The mortgagee applied for an order for possession which was listed before Master Hardstaff. Mr Pyper appeared before Master Hardstaff and, after hearing submissions, the Master made the possession order.

Mr Pyper appeared as a litigant in person, alongside a McKenzie friend, and the court acceded to this application. He set out the grounds of his appeal as follows, claiming that he was:

  1. Denied equality of arms.
  2. The plaintiff has dishonoured our payments.
  3. Malfeasance.
  4. Mistake.

Mr Pyper’s submissions

Mr Pyper did not challenge the validity of the mortgage or the amount due and owing. The main thrust of his appeal, and his defence to the possession order, was that he had tendered payment in total satisfaction of the mortgage debt.

Mr Corkey submitted that no payments had been made by the Pypers in satisfaction of the mortgage, and no proposals had been made by them to repay the mortgage balance.

As this was an appeal from the Master, the court conducted a de novo hearing.

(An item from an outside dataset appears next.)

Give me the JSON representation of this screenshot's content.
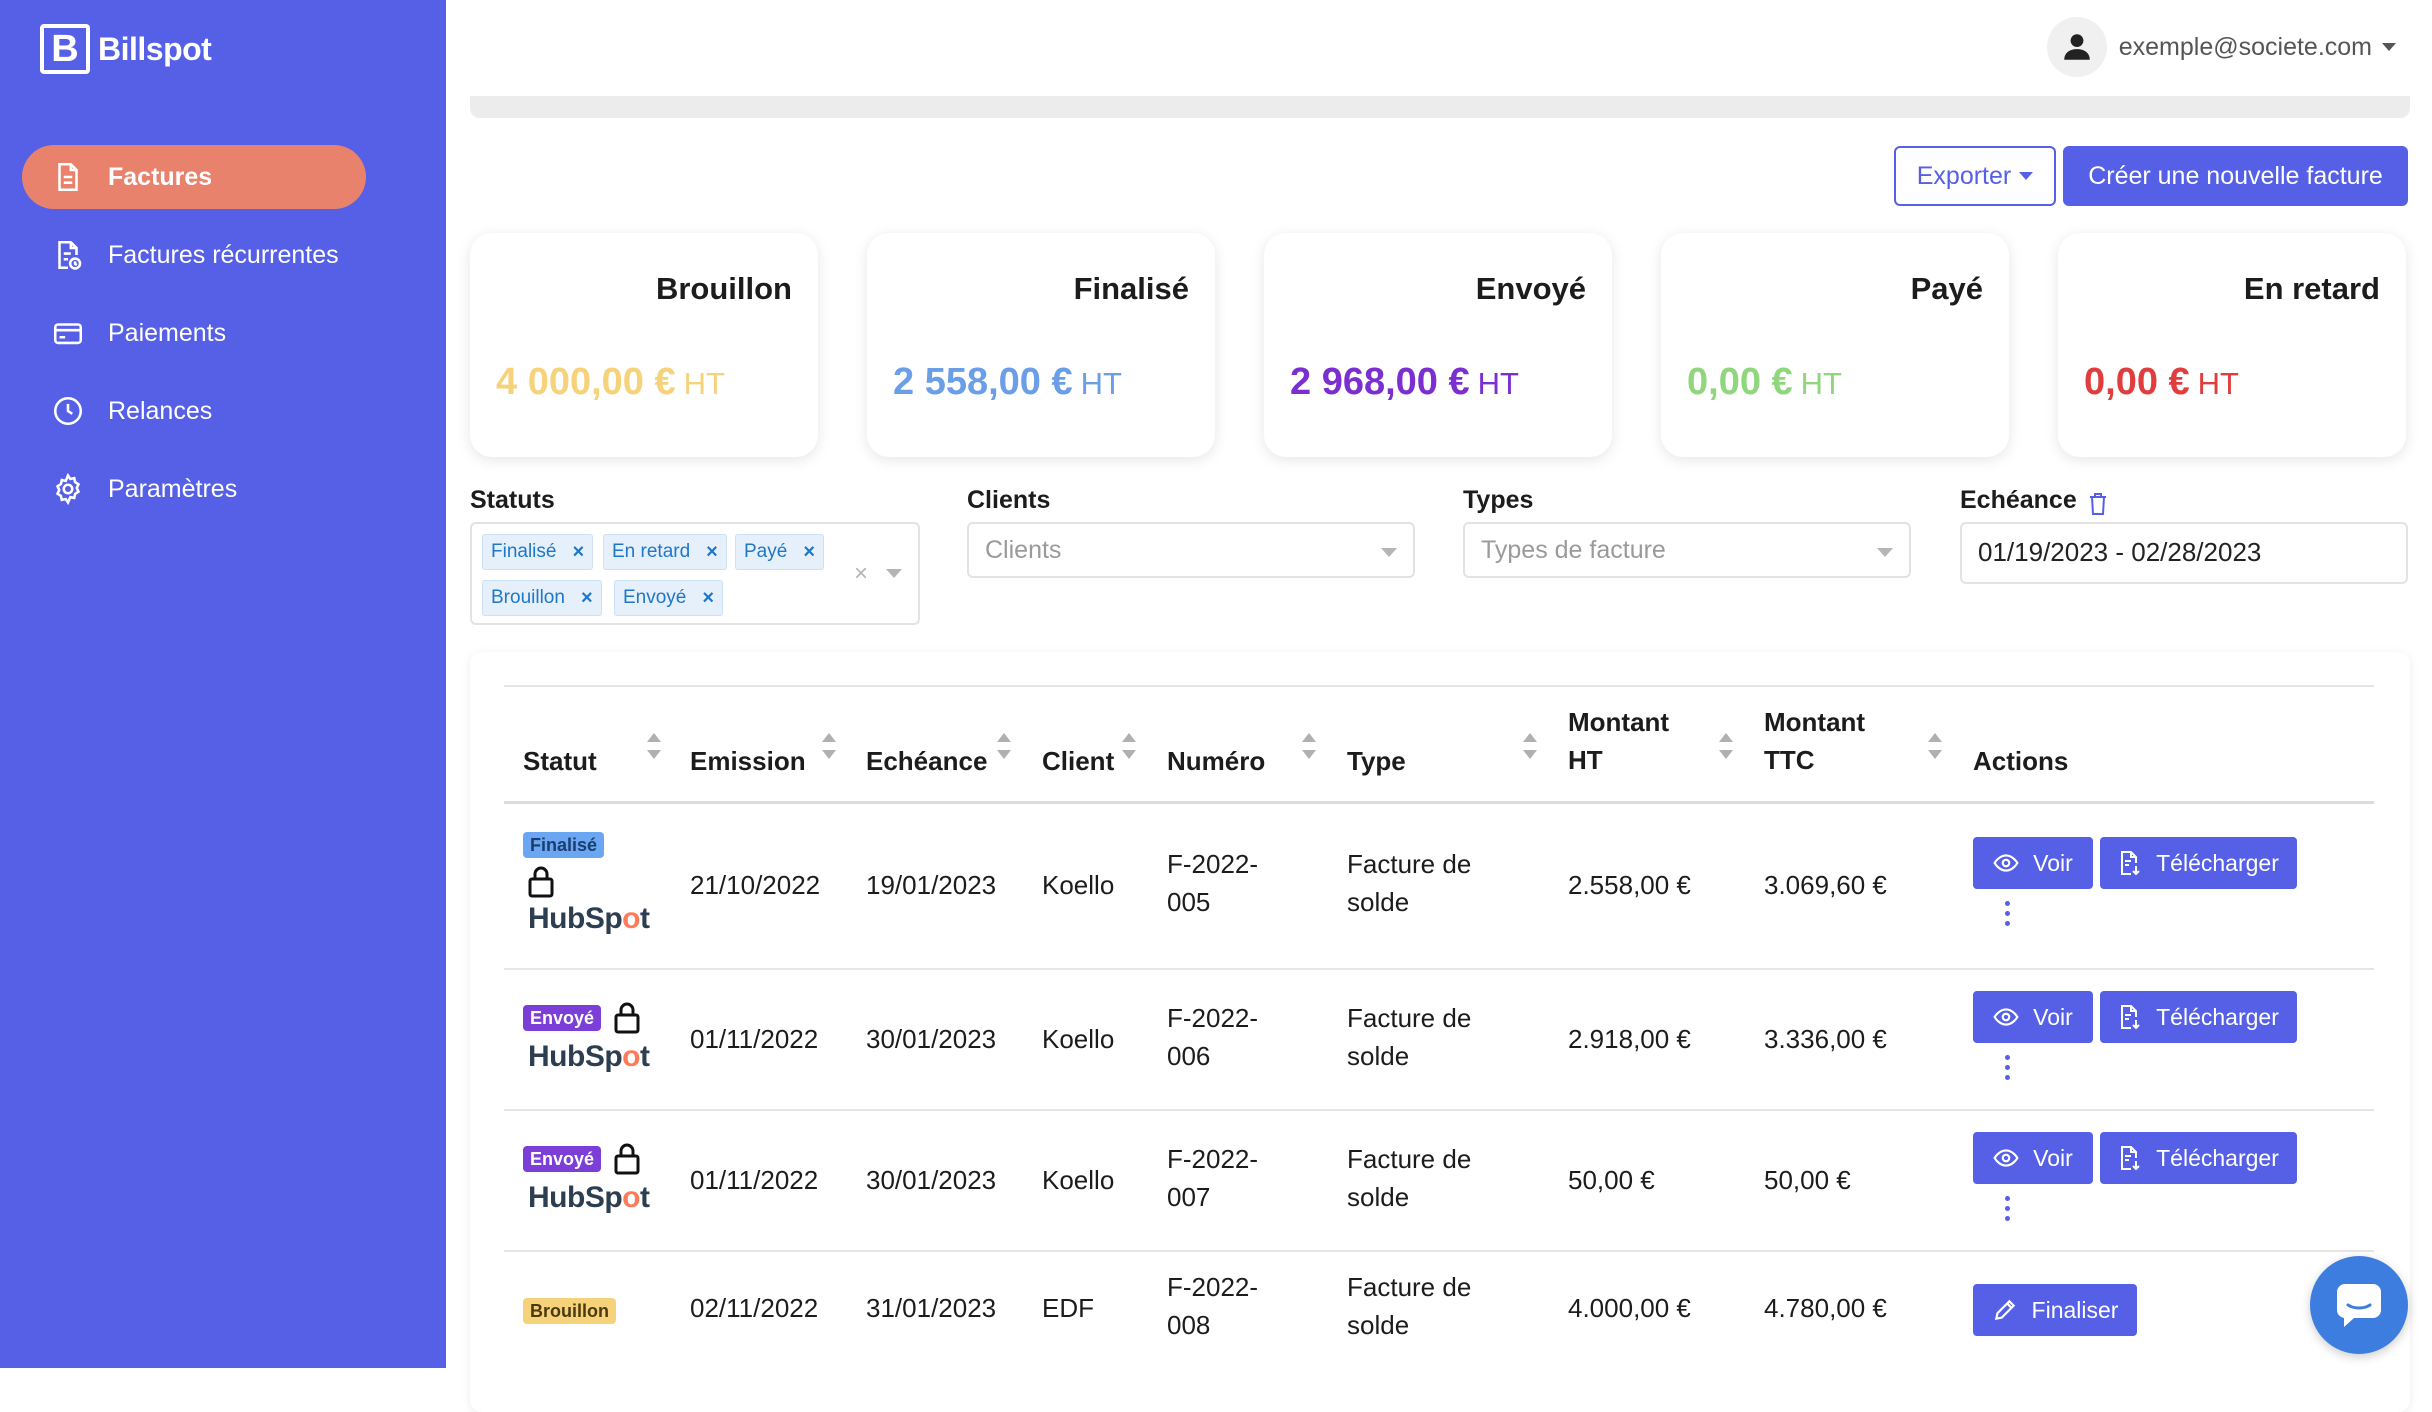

This removed the need for the court to consider whether the Master denied Mr Pyper equality of arms. The court therefore made no finding on this ground of appeal.

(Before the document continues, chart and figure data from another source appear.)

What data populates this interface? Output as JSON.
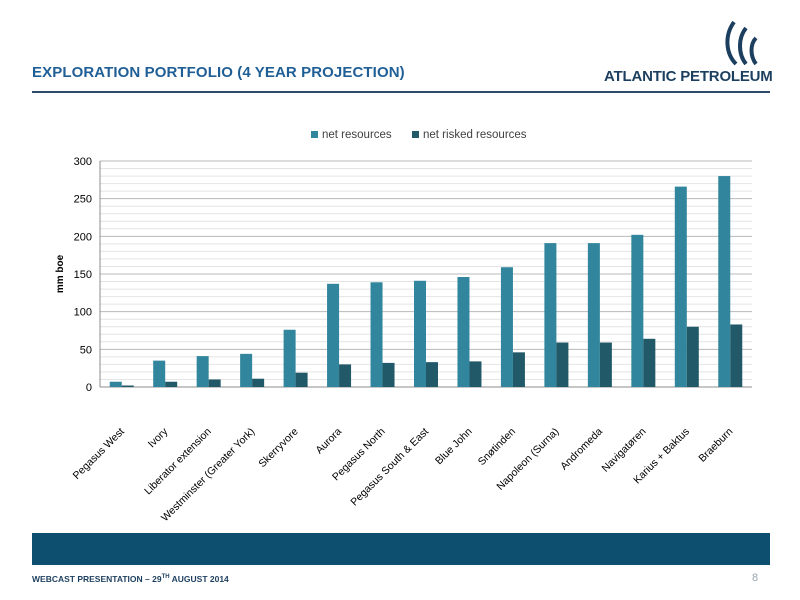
{
  "header": {
    "title": "EXPLORATION PORTFOLIO (4 YEAR PROJECTION)",
    "logo_text": "ATLANTIC PETROLEUM"
  },
  "footer": {
    "prefix": "WEBCAST PRESENTATION – 29",
    "sup": "TH",
    "suffix": " AUGUST 2014",
    "page": "8"
  },
  "colors": {
    "net_resources": "#31859c",
    "net_risked_resources": "#215968",
    "title": "#1f5f96",
    "band": "#0d4f6f"
  },
  "chart_data": {
    "type": "bar",
    "ylabel": "mm boe",
    "ylim": [
      0,
      300
    ],
    "yticks": [
      0,
      50,
      100,
      150,
      200,
      250,
      300
    ],
    "grid": true,
    "legend_position": "top",
    "categories": [
      "Pegasus West",
      "Ivory",
      "Liberator extension",
      "Westminster (Greater York)",
      "Skerryvore",
      "Aurora",
      "Pegasus North",
      "Pegasus South & East",
      "Blue John",
      "Snøtinden",
      "Napoleon (Surna)",
      "Andromeda",
      "Navigatøren",
      "Karius + Baktus",
      "Braeburn"
    ],
    "series": [
      {
        "name": "net resources",
        "values": [
          7,
          35,
          41,
          44,
          76,
          137,
          139,
          141,
          146,
          159,
          191,
          191,
          202,
          266,
          280
        ]
      },
      {
        "name": "net risked resources",
        "values": [
          2,
          7,
          10,
          11,
          19,
          30,
          32,
          33,
          34,
          46,
          59,
          59,
          64,
          80,
          83
        ]
      }
    ]
  }
}
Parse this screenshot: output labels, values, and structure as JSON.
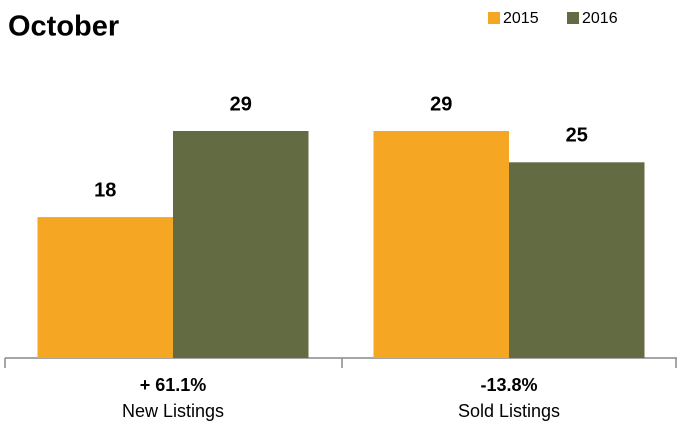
{
  "chart_data": {
    "type": "bar",
    "title": "October",
    "categories": [
      "New Listings",
      "Sold Listings"
    ],
    "annotations": [
      "+ 61.1%",
      "-13.8%"
    ],
    "series": [
      {
        "name": "2015",
        "color": "#f5a623",
        "values": [
          18,
          29
        ]
      },
      {
        "name": "2016",
        "color": "#636b43",
        "values": [
          29,
          25
        ]
      }
    ],
    "legend": "top-right"
  }
}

Mr Pyper explained that this ground of appeal was based on his assertion that he was not allowed to “read his defence and counterclaim into the record”. The court advised Mr Pyper that they had read all of the documents he had filed with the court.

Mr Pyper expressed his satisfaction with this approach.

Although Mr Pyper included malfeasance and mistake in his grounds of appeal, he did not pursue these grounds. When questioned by the Court, he stated that theses grounds also related to his claim that he had not been given a proper opportunity to present his case before the Master.

The last ground of appeal was that he had a complete defence to the possession order on the basis that he had tendered payment in full in respect of the mortgage debt on three separate occasions.

In 2020, he claimed that payment of the full debt was tendered by his action of endorsing on the redemption letter sent by the mortgagee, the words “accepted for value of £235,233.34 and returned for value without dishonour for settlement and closure of the account”.

He submitted that writing these words onto the redemption statement created a bill of exchange and “in law it must be treated as a cash payment as it was not returned by the recipient”.

He further submitted that he tendered payment in this format on 4 February 2021 and again on 15 March 2021.

Mr Pyper submitted that in total he had tendered payment in excess of £4 million to the respondent. By way of counterclaim, he submitted that the respondent had failed to “perform its duties as trustee” and he was therefore entitled to “specific performance to compel performance of the specific duty of obligation as set out in a private notice”.

He further submitted that the defence and counterclaim invoked rights under the Recognition of Trusts Act 1967.

Consideration

On this last ground of appeal, the court noted that in Child Maintenance and Enforcement Commissioner v Wilson: “A promissory note is not legal tender. […] As a means of extinguishing an existing debt, it can only perform that function if the creditor in the debt has agreed to that being the case.”

In the present case, there was no evidence that the mortgagee agreed that a promissory note would extinguish the debt.

The court noted that “Mr Pyper’s actions in endorsing the redemption statements were unilateral acts and there is no evidence the mortgagee accepted his assertion this amounted to tendered payment”.

The court further relied on Swift 1st Ltd v Quinn [2018] NICh, where the court held that a submission that payment had been tendered as per the Recognition of Trusts Act was legally “without merit”.

Conclusion

Ultimately, the court was satisfied that the endorsement by Mr Pyper on the redemption statement did not constitute a tendered payment.

Further, his submission that a private trust was created was not valid in law, as it was created unilaterally by him and was not therefore binding on the respondent.

The mortgage debt remained due and owing, and no proposal had been made to discharge the debt. Therefore, in all the circumstances, the respondent was entitled to the possession order and the Master did not err in making the order.

Accordingly, the appeal was dismissed.